Dafür will ich Quellen verschiedener Verteter beurteilen und eine Schnittmenge bilden.
Im Klartext: Ich will schauen ob ein Verteter in der Klassik Mozarts(Beispiel) Werke anders beurteilt, als einer in der Romantik oder heute.
Habt ihr irgendwelche Vorschläge welche Kriterien man für die Beurteilung heranziehen kann?


Liebe Grüße
 
Eigenschaft
 
Ein paar Gedanken ;)...

ich suche objektive Beurteilungskriterien für verschiedene Musikepochen.

Dieser Satz widerspricht deinem Threadtitel: suchst du Bewertungskriterien für Musik verschiedener Epochen oder für Musikepochen? Das ist nicht das gleiche. Was ist gemeint?

Dabei geht es weniger ob man Musik überhaupt objektive Beurteilen kann, sondern wir gehen einfach mal davon aus das man es kann.

Das ist aber eine Vorbedingung, die eine ernsthafte Beschäftigung mit der Materie letztlich unmöglich macht. Und wenn eine solche Vorbedingung gestellt wird, müsste sie erläutert werden, denn man kann ja nur verschiedene Musiken an Beurteilungsmaßstäben messen, wenn man diese Beurteilungsmaßstäbe detailliert kennt. Wer also voraussetzt, Musik könne objektiv beurteilt werden, muß dann auch die Beurteilungsmaßstäbe mitteilen.

Dafür will ich Quellen verschiedener Verteter beurteilen und eine Schnittmenge bilden.

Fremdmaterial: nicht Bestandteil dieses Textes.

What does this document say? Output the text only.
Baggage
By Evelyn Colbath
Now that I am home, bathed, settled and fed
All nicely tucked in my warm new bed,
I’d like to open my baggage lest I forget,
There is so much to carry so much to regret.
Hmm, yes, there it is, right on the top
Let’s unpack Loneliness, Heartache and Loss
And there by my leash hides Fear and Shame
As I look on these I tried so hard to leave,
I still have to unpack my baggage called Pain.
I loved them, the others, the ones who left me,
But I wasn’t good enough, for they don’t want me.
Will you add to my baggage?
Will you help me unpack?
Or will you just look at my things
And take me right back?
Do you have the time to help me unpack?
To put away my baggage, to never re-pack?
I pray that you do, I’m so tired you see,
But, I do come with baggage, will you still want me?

Was sollen das für Vertreter sein? Komponisten, Musikkritiker, Hörer? Bei ernsthafter Forschung sind mit Sicherheit keine belastbaren Maßstäbe zur Definition musikalischer Qualität zu finden. Die Voraussetzung "wir gehen einfach mal davon aus das man [Musik qualitativ beurteilen] kann" wird keiner historischen Prüfung standhalten, denn wer wollte sich anmaßen, musikalische Qualität objektiv beurteilen zu können? Nebenbemerkung: ich habe ein Buch hier im Bücherschrank stehen, das musikalische Werturteile fällt, aber das ist das Jahrbuch der Deutschen Musik 1942, und das ist natürlich hochgradig ideologisch geprägt. Sowas meinst du vermutlich nicht, nehme ich an.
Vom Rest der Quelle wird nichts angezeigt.